Thursday, 16 August, 2018 - 20:11

Pemilik Usaha Keluhkan Naiknya Tarif Pajak Daerah

Menu di Warung Mas Joko. (Foto: Ist)

Palu, Metrosulawesi.com - Pemerintah Kota Kota Palu berdasarkan Surat Keputusan Walikota Palu bernomor 973/1063/BAPENDA/2018, tanggal 30 Maret 2018 tentang perubahan tarif pajak pendapat daerah, mendapat respon dari kalangan dunia usaha. 

Slamet, pemilik usaha warung makan sari laut di Jalan Pattimura, tidak setuju dengan kenaikan pajak daerah oleh pemerintah Kota Palu dari 3 persen menjadi 6 persen karena harga bahan pokok di pasar seperti ayam masih terbilang mahal.

“Saya tidak setuju dengan naiknya tarif pajak. Pemerintah tidak melihat dengan naiknya harga bahan pokok yang ada di pasar mereka menaikkan lagi tarif pajak sudah tambah setengah mati lagi kita usaha begini, malah pemerintah belum mensosialisakan kepada kami,” katanya. 

Ia berharap pemerintah Kota Palu dapat melihat dan menilai kembali dengan menaikan tarif pajak. Karena hal tersebut  akan dapat berimbas kepada usaha kecil menengah di Kota Palu. 

Diketahui tarif pajak kategori B sebesar 6 persen terdiri dari, warung makan, kedai, kaki lima dipinggir jalan yang menyiapkan harga relatif murah, menu rumahan. Selain itu, kantin, kafetaria yang yang melekat pada kantor, sekolah dan pabrik juga ikut terkena imbas dari naiknya tarif pajak. Sedangkan, rumah kos tarif berubah menjadi 7 persen,  objek pajak mineral bukan logam dan batuan tarif sebesar 12, 5 persen.

Sementara itu, salah satu pemilik usaha warung makan yang tak mau disebutkan namanya mengungkapkan, pihak pemerintah Kota Palu harusnya mempertimbangkan lagi menaikan tarif pajak daerah karena omzet usaha warung makan di Kota Palu saat ini sedang pasang surut. 

“Tanggapan saya kalau bisa dipertimbangkan lagi dengan cara dikaji kembali.
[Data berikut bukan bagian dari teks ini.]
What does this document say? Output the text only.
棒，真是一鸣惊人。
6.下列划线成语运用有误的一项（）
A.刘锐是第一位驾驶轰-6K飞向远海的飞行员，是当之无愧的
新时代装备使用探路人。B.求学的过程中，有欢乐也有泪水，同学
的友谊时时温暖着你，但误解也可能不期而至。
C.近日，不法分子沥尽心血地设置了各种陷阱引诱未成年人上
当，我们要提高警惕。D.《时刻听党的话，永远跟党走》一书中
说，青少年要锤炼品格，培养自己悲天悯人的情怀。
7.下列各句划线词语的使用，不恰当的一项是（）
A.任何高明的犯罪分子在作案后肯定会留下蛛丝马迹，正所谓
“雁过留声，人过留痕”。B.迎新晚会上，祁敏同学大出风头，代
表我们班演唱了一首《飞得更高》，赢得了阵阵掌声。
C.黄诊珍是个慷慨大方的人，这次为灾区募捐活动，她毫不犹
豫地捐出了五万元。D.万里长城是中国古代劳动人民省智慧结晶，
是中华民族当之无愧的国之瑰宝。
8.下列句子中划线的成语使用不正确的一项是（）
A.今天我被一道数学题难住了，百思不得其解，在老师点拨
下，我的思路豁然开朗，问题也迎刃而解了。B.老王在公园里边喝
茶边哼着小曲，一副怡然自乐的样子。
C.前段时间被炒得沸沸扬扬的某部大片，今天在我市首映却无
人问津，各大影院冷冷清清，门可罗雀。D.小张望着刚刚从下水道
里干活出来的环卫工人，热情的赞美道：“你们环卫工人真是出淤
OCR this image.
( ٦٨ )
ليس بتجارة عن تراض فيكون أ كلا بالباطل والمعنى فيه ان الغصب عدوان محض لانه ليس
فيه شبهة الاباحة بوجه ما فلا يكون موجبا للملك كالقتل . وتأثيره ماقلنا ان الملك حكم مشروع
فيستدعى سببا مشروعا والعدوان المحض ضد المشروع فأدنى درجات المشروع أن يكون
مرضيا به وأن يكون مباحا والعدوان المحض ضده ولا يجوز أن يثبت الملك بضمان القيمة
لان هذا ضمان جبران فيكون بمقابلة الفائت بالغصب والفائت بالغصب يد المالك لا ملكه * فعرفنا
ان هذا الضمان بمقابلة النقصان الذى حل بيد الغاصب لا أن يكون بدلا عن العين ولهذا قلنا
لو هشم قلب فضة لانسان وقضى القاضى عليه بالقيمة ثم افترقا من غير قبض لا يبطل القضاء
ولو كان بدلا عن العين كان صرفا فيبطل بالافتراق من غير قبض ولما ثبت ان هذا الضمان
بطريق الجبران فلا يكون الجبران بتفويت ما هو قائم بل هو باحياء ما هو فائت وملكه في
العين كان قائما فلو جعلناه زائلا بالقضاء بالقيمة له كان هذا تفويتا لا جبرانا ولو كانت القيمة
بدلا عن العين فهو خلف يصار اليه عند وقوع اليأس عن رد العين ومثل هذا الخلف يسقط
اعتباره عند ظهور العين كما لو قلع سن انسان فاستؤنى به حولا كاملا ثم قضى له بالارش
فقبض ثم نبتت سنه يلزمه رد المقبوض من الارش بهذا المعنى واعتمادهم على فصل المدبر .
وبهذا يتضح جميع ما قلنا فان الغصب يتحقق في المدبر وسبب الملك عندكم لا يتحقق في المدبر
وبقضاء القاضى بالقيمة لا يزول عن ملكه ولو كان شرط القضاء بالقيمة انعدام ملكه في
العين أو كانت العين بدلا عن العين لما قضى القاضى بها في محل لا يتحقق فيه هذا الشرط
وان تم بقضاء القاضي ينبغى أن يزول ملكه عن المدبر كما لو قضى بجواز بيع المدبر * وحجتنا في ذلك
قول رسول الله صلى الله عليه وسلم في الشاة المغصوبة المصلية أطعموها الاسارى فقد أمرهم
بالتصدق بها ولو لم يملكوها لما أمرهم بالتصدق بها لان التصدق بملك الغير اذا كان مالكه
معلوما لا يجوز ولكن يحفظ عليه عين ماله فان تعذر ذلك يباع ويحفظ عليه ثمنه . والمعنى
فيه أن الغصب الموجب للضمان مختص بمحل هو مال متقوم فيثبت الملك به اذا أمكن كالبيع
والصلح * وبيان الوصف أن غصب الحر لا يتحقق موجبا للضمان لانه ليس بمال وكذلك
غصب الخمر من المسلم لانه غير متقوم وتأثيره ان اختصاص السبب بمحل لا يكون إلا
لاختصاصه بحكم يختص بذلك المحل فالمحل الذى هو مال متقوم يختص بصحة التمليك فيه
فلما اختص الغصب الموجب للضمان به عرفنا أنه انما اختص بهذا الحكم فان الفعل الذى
Warung-warung yang berjualan makanan dan minuman harus dilhat lagi apakah omzet yang mereka dapat besar atau tidak,” ungkapnya, Jumat 3 Agusutus 2018. 

Menurutnya, sebagian usaha warung makan memiliki biaya operasional, apalagi tarif pajak saat ini di naikan menjadi 6 persen. Diketahui tarif pajak daerah kategori A tarif sebesar 10 persen seperti objek pajak restoran dan objek pajak hotel.

“Tolong dilihat lagi seperti warung–warung sari laut dan pedagang kaki lima. Pemerintah Kota Palu harus melihat kembali karena tidak semua usaha warung makan punya omzet besar, belum lagi biaya operasional, bayar gaji karyawan dan belum lagi harga bahan pokok di pasar juga ikut naik,” ujarnya. 

Lanjut dia, pihak pemerintah Kota Palu sudah mengundang para pelaku usaha usaha kecil menengah (UKM) maupun usaha mikro kecil menengah (UMKM) terkait dengan dinaikan tarif pajak melalui sosialisasi. Namun, hanya sebagian dari usaha kecil menengah (UKM) dan usaha mikro kecil menengah (UMKM) yang diundang oleh pemerintah Kota Palu.

“Kata pemeritah kota ada aturan yang mengatur ini, jadi kami binggung sebab mereka hanya katankan itu sudah aturan baru. Aturan itu yang saya tidak tahu hanya saja perlu dikaji kembali terkait tarif pajak,” katanya.